Detective Adam Dalgleish and his team—Kate Miskins and Sgt. Benton-Smith—find themselves detailed to Combe Island off the coast of Cornwall to scope out its safety for a visit by the Prime Minister, when the inevitable happens: much-detested writer Nathan Oliver is murdered. Plenty of the staff and guests on this private retreat had motive, but who could have had the strength to display his body in such a startling way? James has written an interesting version of the classic locked room mystery, with mysterious characters, a wild Cornish setting, and a bit of SARS thrown in to complicate the investigation. Kate takes center stage partway through the book, but she’s ready. And Det. Dalgleish spends a fair amount of time in self-examination of his distant relationship with Emma (hence, the three stars). Not one of my favorites, but I appreciated the setting.

Also, thanks to the previous reader who included a handy list of characters on a bookmark—a smart trick that I won’t forget!

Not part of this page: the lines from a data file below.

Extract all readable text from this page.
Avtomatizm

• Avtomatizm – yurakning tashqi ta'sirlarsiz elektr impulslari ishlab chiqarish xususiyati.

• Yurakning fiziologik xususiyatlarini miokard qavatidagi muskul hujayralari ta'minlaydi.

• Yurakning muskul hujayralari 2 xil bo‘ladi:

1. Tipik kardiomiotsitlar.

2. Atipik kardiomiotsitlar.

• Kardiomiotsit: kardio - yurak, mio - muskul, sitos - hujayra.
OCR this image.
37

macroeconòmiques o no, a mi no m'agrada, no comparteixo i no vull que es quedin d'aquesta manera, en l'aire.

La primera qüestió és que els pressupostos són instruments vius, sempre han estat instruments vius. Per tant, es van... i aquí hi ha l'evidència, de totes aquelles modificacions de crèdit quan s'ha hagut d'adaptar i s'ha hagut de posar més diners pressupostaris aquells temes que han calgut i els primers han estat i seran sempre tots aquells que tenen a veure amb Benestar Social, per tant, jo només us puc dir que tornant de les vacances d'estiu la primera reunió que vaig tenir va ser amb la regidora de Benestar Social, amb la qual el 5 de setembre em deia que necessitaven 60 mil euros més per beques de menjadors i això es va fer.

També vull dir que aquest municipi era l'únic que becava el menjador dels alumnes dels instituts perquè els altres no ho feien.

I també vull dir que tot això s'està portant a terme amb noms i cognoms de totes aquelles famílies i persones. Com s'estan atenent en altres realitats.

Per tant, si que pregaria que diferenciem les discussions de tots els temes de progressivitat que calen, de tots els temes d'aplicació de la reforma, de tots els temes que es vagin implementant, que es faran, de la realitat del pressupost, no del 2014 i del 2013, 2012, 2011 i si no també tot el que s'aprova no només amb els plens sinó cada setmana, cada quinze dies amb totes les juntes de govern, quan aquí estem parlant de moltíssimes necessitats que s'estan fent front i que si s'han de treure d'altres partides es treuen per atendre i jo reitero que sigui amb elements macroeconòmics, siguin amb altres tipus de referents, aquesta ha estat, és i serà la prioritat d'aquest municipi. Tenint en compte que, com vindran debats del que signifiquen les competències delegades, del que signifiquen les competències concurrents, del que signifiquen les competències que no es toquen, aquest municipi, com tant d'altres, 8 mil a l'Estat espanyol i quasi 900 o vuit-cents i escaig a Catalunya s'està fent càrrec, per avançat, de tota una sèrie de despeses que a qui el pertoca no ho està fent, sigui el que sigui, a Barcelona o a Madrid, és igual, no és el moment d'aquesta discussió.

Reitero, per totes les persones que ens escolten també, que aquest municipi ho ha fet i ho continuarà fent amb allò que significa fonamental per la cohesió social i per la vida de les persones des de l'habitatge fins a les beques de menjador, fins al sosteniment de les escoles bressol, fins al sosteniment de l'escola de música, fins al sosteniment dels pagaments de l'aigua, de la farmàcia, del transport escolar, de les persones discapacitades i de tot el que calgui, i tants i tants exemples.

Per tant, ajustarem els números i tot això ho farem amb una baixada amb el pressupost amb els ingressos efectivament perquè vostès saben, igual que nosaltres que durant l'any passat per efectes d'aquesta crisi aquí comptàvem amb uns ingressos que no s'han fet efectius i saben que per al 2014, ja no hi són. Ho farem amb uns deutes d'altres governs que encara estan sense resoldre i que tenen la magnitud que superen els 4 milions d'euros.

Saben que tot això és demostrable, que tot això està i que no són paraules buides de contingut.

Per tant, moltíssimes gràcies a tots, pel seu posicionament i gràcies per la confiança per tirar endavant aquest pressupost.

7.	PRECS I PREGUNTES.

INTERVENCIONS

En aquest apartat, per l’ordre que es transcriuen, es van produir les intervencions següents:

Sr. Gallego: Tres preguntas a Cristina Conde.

I have enjoyed others of Greene’s novels more than ‘The Quiet American,’ with its almost claustrophobic focus on the relationship between veteran British journalist Thomas Fowler and American fixer Alden Pyle in the very earliest days of the Vietnam War. The two are locked in a contest over Fowler’s “girl” Phuong, who is also a stand-in in Greene’s world for the entire country of Vietnam. But their rivalry is also a metaphor for American and European approaches to war, colonialism, and morality. Pyle may be a “quiet” American in comparison to his brash compatriots, but he is deceptively over-confident of his righteousness, a worldview that leaves no room for the rights and even the lives of others. Fowler cannot help envying Pyle’s confidence, youth, and connections, while deploring his impact in the country, a tension that is exacerbated by Pyle’s saving his life under fire. “I became a bore on the subject of America,” Fowler observes. “It was as if I had been betrayed, but one is not betrayed by an enemy” (132). Ultimately, he must decide whether and how to stop Pyle’s subversion in Vietnam, a decision that engages him in the conflict in ways he had always managed to avoid.